Three of Microsoft Corp’s top 20 investors are pressurizing the board to ask Bill Gates, the co-founder of the 38 year old software company, to step down from the company’s chairman post.
According to sources, Microsoft’s board is showing no interest in what investors are saying. The three investors who reportedly hold more than 5 percent of the company’s stock collectively have asked for their names to be kept secret as the meeting was held privately. Gates being Microsoft’s largest individual shareholder holds around 4.5 percent of the $277 billion company.
The main concern of the investors is that Gates’ role as chairman is restricting the company to adopt new strategies and may limit new chief executive’s power to make major changes in the company. They, in particular, pointed at Gates’ role on the special committee which is searching for Ballmer’s successor.
Gates owned around 49 percent of the company in 1986 before Microsoft went public. Under a pre-set plan Gates sells around 80 million Microsoft shares every year – a situation if continued might leave him with no financial stake in the company by the end of 2018.
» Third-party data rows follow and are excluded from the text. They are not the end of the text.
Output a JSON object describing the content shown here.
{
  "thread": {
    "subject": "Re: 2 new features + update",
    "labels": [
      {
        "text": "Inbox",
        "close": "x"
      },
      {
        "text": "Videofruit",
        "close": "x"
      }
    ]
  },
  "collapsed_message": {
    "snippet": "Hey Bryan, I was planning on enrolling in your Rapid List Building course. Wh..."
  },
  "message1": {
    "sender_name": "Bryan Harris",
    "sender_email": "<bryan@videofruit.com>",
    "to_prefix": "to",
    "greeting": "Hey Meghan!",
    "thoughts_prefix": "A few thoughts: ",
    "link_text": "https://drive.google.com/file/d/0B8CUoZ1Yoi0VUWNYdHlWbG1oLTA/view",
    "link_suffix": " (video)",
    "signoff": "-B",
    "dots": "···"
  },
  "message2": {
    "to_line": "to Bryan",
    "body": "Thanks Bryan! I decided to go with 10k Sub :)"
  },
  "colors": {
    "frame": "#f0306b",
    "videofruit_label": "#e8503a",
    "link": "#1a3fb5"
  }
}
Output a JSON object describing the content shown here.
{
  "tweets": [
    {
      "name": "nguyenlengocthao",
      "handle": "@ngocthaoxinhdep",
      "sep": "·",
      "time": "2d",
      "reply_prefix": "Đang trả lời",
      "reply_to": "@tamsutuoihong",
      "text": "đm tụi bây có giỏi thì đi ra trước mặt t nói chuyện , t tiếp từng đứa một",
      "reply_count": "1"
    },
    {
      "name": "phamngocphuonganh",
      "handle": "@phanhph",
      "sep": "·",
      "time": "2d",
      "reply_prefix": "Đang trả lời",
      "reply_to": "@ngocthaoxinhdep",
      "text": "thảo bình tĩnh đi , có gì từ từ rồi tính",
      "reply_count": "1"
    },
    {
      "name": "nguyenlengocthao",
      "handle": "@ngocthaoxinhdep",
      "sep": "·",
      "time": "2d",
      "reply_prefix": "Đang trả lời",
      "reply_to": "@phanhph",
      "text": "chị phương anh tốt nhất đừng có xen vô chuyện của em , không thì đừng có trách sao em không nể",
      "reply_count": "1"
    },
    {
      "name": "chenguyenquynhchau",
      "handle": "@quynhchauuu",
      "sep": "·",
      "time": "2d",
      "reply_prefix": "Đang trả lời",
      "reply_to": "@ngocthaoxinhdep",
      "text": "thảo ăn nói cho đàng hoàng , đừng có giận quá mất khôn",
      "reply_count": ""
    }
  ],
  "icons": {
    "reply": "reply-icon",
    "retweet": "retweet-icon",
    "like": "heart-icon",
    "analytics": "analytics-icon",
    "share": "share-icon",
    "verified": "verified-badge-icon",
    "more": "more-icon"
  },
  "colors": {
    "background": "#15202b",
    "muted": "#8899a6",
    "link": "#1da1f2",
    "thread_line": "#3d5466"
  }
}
The news that investors are pushing the board to oust Gates has received mixed reactions from shareholders. There are those who feel that striking off big names from the company will allow Microsoft to garner a fresh pair of eyes and much needed oxygen to overhaul the corporate strategy if need be. There are those who consider Gates to be the perfect person for the CEO’s role because he may be the technology visionary that the company has been missing for years.
Microsoft share prices have been more or less static since a decade and the fact that it has lost a lot of ground to Apple and Google in the mobile computing arena there is a lot at stake for the new CEO.